Remarquons aussi que dans ce plan d’ouverture magistral, à la fois symbolique et réaliste, le vieil homme blanc et l’enfant noir font la même chose et sortent du même côté : manière pour Parker de bien montrer l’absurdité, la bêtise suprême de cette séparation. Et à partir de ce plan pré-générique, le générique (étymologiquement ce qui est créé) peut commencer, comme une conséquence de ce qui précède : une église noire, symbole d’espérance, se consume la nuit dans les flammes infernales du Ku Klux Klan. Vous me direz : que de symboles ! Parker n’est-il pas un peu lourd ? Non, répondrais-je, car le cinéaste sait ce qu’il fait : ce n’est pas lui qui est lourd, ce sont la ségrégation et le Ku Klux Klan qui le sont. Les racistes, étant idiots, aiment les symboles simples. Ces toilettes et ces restaurants séparés en deux, ces croix et ces bâtiments brûlées dans les ténèbres, sont leur marque, pas celle du cinéaste. Lui se contente de montrer cette stupidité pendant deux heures. Et ça marche : nous sommes consternés. Nous étouffons.

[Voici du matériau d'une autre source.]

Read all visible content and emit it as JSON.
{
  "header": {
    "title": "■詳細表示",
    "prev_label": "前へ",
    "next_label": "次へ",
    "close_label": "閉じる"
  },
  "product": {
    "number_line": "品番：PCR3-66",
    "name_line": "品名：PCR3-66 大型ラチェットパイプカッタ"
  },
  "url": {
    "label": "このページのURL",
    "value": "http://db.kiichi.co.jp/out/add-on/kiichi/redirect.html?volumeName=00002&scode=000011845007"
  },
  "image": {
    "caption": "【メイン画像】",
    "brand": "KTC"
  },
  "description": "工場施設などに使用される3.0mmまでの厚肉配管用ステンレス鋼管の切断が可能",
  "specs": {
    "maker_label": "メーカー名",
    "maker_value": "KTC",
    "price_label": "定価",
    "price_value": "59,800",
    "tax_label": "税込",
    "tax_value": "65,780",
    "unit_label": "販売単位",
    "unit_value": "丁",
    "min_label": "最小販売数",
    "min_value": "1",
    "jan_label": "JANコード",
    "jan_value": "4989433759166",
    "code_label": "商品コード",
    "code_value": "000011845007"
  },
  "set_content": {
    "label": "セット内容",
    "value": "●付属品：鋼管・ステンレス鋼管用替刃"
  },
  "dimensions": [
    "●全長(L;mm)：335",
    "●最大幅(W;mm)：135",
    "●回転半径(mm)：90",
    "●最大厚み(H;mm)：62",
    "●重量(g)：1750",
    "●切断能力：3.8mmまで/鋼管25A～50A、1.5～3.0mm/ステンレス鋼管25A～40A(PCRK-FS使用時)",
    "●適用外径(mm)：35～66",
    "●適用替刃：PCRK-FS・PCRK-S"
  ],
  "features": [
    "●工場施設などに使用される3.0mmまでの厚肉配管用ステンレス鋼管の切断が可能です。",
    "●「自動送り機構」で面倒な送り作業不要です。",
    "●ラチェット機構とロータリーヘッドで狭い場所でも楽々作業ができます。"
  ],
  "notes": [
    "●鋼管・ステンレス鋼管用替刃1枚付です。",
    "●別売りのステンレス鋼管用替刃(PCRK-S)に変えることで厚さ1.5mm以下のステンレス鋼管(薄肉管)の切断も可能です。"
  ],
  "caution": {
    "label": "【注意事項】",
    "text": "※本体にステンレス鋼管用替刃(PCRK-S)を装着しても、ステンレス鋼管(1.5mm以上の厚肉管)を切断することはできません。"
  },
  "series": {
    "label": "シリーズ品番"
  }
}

Pour bien communiquer au spectateur civilisé le caractère oppressant de cet environnement, et renforcer le réalisme documentaire, Parker filme quasiment tout le film en longue focale, générant ainsi une sensation d’écrasement dans l’image, comme lorsqu’on filme les bêtes féroces en « plan serré », tout en conservant une distance salvatrice : c’est par exemple l’impressionnante image qui apparaît après le générique infernal, celle de la route de campagne vallonnée, vue de face, à la tombée de la nuit. Filmée avec cette focale écrasante, la voiture des trois jeunes activistes, qui vient du fond de l’image, semble disparaître à chaque creux, comme avalée. Image prémonitoire de leur disparition prochaine et de l’enfouissement de leurs cadavres sous la terre. Notons que les trois voitures du Klan qui la prennent bientôt en chasse sont filmées sous le même angle, apparaissant puis disparaissant elles aussi, selon le principe de reproduction que met en place le cinéaste depuis le tout début. Mais contrairement à la voiture des activistes, proie isolée et affolée, les trois voitures prédatrices (dont une de police) semblent maîtriser résolument ces gouffres intermittents et ces ténèbres enveloppantes. Ils s’en servent lâchement et toujours en groupe, comme nous le verrons dans le reste du film.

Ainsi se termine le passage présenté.